In Delft betrieb Antoni van Leeuwenhoek nicht nur einen schwunghaften Im- und Export von Tuchen und Stoffen, er gehörte schon mit 27 Jahren zu den Ratsherren der Stadt. Zudem arbeitete er als Landvermesser und verwaltete den Nachlass des Malers Jan Vermeer.
275-fache Vergrößerung
Van Leeuwenhoek entwickelte im Laufe seines Lebens eine Leidenschaft für Linsen. So erlernte er das Schleifen von Linsen und erzielte dabei eine große Kunstfertigkeit.
Zunächst dienten die von ihm erstellten Linsen und Vergrößerungsgläser zur Qualitätskontrolle der Stoffe seiner Tuchwaren. Dann begann er mit dem Bau von Mikroskopen mit einem so hohen Auflösungsvermögen, dass es ihm ermöglichte in Bereiche vorzudringen, die bisher dem Auge verborgen blieben.
Bei den Mikroskopen verband er Linsen zwischen Metallfassungen miteinander und erzielte schließlich Objekte mit bis zu 275-facher Vergrößerung.

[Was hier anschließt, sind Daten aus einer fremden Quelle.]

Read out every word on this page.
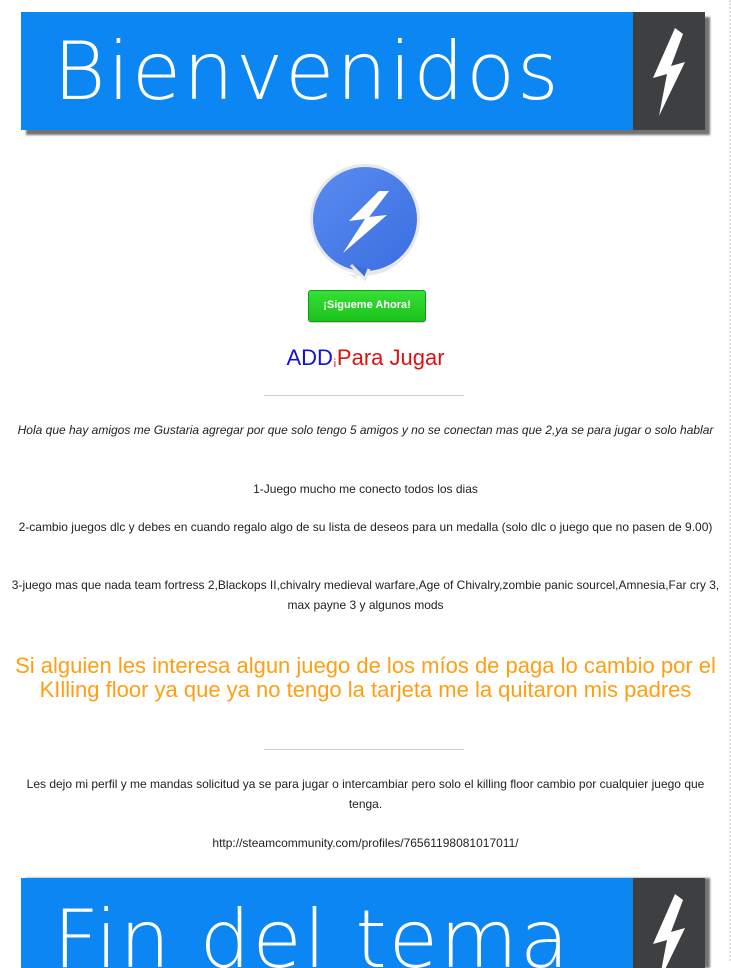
Bienvenidos
¡Sigueme Ahora!
ADD¡Para Jugar
Hola que hay amigos me Gustaria agregar por que solo tengo 5 amigos y no se conectan mas que 2,ya se para jugar o solo hablar
1-Juego mucho me conecto todos los dias
2-cambio juegos dlc y debes en cuando regalo algo de su lista de deseos para un medalla (solo dlc o juego que no pasen de 9.00)
3-juego mas que nada team fortress 2,Blackops II,chivalry medieval warfare,Age of Chivalry,zombie panic sourcel,Amnesia,Far cry 3, max payne 3 y algunos mods
Si alguien les interesa algun juego de los míos de paga lo cambio por el KIlling floor ya que ya no tengo la tarjeta me la quitaron mis padres
Les dejo mi perfil y me mandas solicitud ya se para jugar o intercambiar pero solo el killing floor cambio por cualquier juego que tenga.
http://steamcommunity.com/profiles/76561198081017011/
Fin del tema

Erst 1671, im Alter von 39 Jahren, als er durch seine vielen Ämter finanziell abgesichert war, begann er ernsthaft mit naturkundlichen Studien.
Seine Methode der Linsenschleiferei hütete er aber zeitlebens wie ein Staatsgeheimnis. So gab er auch seine besten Mikroskope nie aus der Hand. Die Linsen der Instrumente wurden aus bestem Glas, Bergkristall oder sogar Diamanten gefertigt.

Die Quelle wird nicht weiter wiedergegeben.